The non-band-aid solution is end outsourcing, offshoring, and illegal immigration and watch Main street boom. Pass that on to your all of your Congresspersons and to all the candidates.---rng
from The Financial Times
from The Financial Times
By Mohamed El-Erian
Published: June 3 2011 14:31 |
Last updated: June 3 2011 14:31
Highly disappointing job creation and stubbornly high unemployment that is becoming more structural in character – this is the most striking conclusion from today’s highly anticipated US employment report. Combine it with this week’s other data releases, be it housing or manufacturing, and the bottom line is clear: the largest economy in the world has again hit a soft patch.
Analysts are now scrambling to lower their gross domestic product estimates for this quarter, and not by a small amount. Having started as high as 4 per cent (annualised), many now suddenly find themselves heading quickly to the 2 per cent zone. And this is happening at a time when other parts of the globe are also slowing.

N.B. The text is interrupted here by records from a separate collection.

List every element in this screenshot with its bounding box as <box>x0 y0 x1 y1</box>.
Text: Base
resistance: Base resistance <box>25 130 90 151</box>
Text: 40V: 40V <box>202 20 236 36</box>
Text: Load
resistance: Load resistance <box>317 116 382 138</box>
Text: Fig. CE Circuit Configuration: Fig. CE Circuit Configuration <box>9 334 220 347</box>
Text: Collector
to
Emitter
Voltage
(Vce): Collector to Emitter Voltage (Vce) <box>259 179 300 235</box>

Rightly so, this will amplify the growth fright that has started circulating in political capitals in advanced economies only a week after the Group of Eight advanced economies congratulated itself on a strengthening recovery. In the process, the critical why/how/what questions will (and should) be raised: why is this happening; how could it occur after America’s huge fiscal and monetary stimulus; and what should be done?
On the why, there will undoubtedly be mention of “exogenous” causes (eg Japan and the Middle East); and, when it comes to the systemic economic impact, some will even characterise them as “temporary and reversible”. We will thus be encouraged to “look through” these “transitory factors”.
We should not.
Yes, the tragedies in Japan have disrupted global supply chains and reduced spending in the world’s third largest economy; and yes, the Arab spring has added a risk premium to oil prices, undermining both input prices and consumer spending. But the problem of meagre job creation goes well beyond these issues.
The 2009-11 economic recovery has been unusually sluggish despite unprecedented attempts to stimulate consumer spending and investment, directly and through inflating asset prices. Indeed, outcomes have consistently fallen short of policymakers’ expectations. And, from a global perspective, the mix of policies in individual countries has grown into an increasingly inconsistent and incoherent whole.
What about the how? In addition to sluggish growth, job creation is inhibited by structural factors. For too many years, the economy relied excessively on inwardly-looking sectors for its employment engines (eg construction, housing, retail and leisure). In the process, it eroded its edge in educating, training and retooling its labour force. This slippage has been extremely costly given national and global realignments.
So what now? While the temptation is undoubtedly strong, policymakers are less able to engage in additional cash injections. Fiscal stimulus is off the table in the context of an increasingly polarised national debate concerning the country’s debt outlook; and another round of asset purchases by the Federal Reserve (“QE3”) faces political constraints and a worsening trade-off between its expected benefits and the costs and risks.
The fundamental question today should no longer be whether weak economic data lead to more “active inertia” by policymakers. The numbers indicate that a stimulus-induced cyclical recovery is not sufficient to overcome structural impairments to sustained and large job creation. It is high time to move beyond financial band-aids if the goal is to address properly what is now an unemployment crisis.
Unless policymakers respond to the obvious implications of the highly disappointing jobs report – that structural problems require a co-ordinated set of structural measures to improve decisively the functioning of the labour market, housing, credit and medium-term fiscal sustainability – the US will experience a series of unsatisfactory and socially-worrisome monthly employment reports of which today’s would unfortunately be just an example.